Key Differences between NASAA Model Rule and SEC No-Action Letter
There are some important differences between the Model Rule and the SEC No-Action Letter. First, as noted above, the Model Rule would impose limitations on the size of the acquired privately held company (either $25 million in earnings or $250 million in gross revenues), whereas the SEC No-Action Letter allows M&A Brokers to effect securities transactions without regard to the size of the privately held company. Second, the Model Rule would only require that the M&A Broker have a reasonable belief that the buyer of the privately held company will control and be actively involved in its management. By contrast, the SEC No-Action Letter requires that the buyer must actually control and actively operate the privately held company. Third, the requisite “control” of a privately held company under the Model Rule means at least a 20% voting interest in the company, whereas the SEC No-Action Letter raises the “control” threshold to at least a 25% voting interest.
Request for Comment
NASAA requested comments on specific aspects of the Model Rule, including the following:
- How long the buyer must control and actively operate the acquired privately held company;
- Whether the definition of a “privately held company” should be revised;
- How the differences between the Model Rule and the SEC No-Action Letter might impact the business activities of M&A Brokers;
- Whether the transactions effected by M&A Brokers should have size restrictions; and
- Whether the definition of M&A Brokers should be expanded to include private equity firms.

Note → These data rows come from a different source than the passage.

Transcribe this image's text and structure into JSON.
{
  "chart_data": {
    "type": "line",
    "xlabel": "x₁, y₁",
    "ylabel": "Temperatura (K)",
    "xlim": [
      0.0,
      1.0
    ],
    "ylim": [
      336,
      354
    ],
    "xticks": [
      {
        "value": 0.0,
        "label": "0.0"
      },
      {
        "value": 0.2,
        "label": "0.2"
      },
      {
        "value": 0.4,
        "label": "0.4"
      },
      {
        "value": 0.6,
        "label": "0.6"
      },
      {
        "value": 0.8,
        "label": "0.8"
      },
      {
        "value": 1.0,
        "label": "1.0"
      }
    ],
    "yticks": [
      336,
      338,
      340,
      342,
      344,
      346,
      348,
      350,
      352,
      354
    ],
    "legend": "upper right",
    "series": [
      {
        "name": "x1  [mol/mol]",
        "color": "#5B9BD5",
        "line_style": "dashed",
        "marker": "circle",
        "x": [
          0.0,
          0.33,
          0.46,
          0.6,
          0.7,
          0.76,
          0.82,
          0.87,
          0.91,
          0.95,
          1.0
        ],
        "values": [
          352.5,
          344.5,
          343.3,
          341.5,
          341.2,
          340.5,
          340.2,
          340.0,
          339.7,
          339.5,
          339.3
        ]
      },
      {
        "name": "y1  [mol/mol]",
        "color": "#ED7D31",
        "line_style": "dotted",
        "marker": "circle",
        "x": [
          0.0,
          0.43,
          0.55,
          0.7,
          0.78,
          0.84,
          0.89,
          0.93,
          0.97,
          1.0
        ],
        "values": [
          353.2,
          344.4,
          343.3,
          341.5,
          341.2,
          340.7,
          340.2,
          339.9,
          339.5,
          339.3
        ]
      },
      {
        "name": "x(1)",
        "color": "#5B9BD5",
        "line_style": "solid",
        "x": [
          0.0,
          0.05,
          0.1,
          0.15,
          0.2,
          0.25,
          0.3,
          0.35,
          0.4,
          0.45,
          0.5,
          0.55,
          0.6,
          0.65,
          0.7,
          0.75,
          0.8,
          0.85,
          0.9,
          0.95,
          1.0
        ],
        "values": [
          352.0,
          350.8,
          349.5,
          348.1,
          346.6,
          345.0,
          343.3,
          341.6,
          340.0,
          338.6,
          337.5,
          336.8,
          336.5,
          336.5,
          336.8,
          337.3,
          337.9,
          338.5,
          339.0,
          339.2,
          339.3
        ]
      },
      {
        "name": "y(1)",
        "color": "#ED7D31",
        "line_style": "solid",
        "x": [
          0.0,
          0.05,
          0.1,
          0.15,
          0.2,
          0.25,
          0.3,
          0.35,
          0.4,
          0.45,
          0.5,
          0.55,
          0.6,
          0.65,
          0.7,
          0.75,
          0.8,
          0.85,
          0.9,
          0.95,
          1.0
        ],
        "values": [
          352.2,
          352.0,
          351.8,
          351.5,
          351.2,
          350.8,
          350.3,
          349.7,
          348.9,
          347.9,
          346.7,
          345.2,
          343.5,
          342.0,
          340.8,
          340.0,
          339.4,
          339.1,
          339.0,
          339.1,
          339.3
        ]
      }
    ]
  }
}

If the Model Rule explicitly applied to private equity firms, it would provide the private equity industry with some important (and much-needed) guidance about the applicability of state broker-dealer registration requirements, particularly in light of the uncertainty surrounding the applicability of federal broker-dealer registration requirements to the private equity industry.13
If the Model Rule is approved by NASAA, the individual states must then adopt the Model Rule into their own securities laws before it would take effect.